Der Bau einer Tiefgarage unter der Biegenstraße ist dabei offenbar endgültig vom Tisch. „Fließgewässer“ im Untergrund würden ein solches Projekt unbezahlbar machen, sagt Spies nach einer erneuten Prüfung.

Pilgrimstein wieder auf der Tagesordnung

Vom Tisch ist auch die Überlegung, auf dem Parkplatz 
neben dem Hörsaalgebäude, direkt angrenzend an die Gemeindegebäude von St. Peter und Paul, ein „Stapelparkhaus“ zu errichten, in dem Autos wie in einem Hochregallager aufbewahrt werden, bis der Besitzer sie am Eingang wieder abholt.

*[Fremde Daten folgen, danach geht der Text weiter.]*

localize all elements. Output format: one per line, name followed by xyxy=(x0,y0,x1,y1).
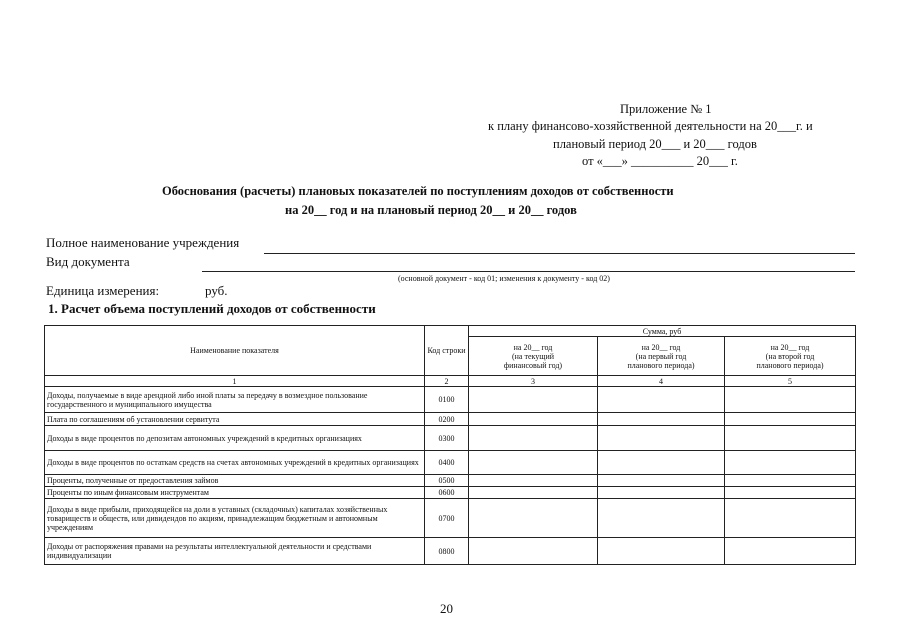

Dieser Plan, der in einem Treffen von Stadt, Stadtwerken und Universität erörtert worden war, kann nicht umgesetzt werden, weil unter dem Gelände wichtige Versorgungsleitungen entlanglaufen, die dann nicht oder nur noch mit großem Aufwand zugänglich wären, bestätigte Uni-Sprecherin Andrea Ruppel der OP: Spies lässt nun eine alte Idee prüfen, die längst vom Tisch schien: die Erweiterung des Parkhauses am Pilgrimstein.

Er habe die Stadtwerke gebeten, zu prüfen, ob nördlich des Parkhauses, also Richtung Elisabethkirche, ein Stapelparkhaus gebaut werden kann. Stadtwerke-Geschäftsführer Norbert Schüren bestätigte die Bitte, äußerte sich aber gegenüber der OP zurückhaltend über die Erfolgsaussichten dieser Idee. Schon 2013/2014 war diese Idee nach einer Prüfung verworfen worden – „aus Stadtbildgründen“, wie es damals hieß.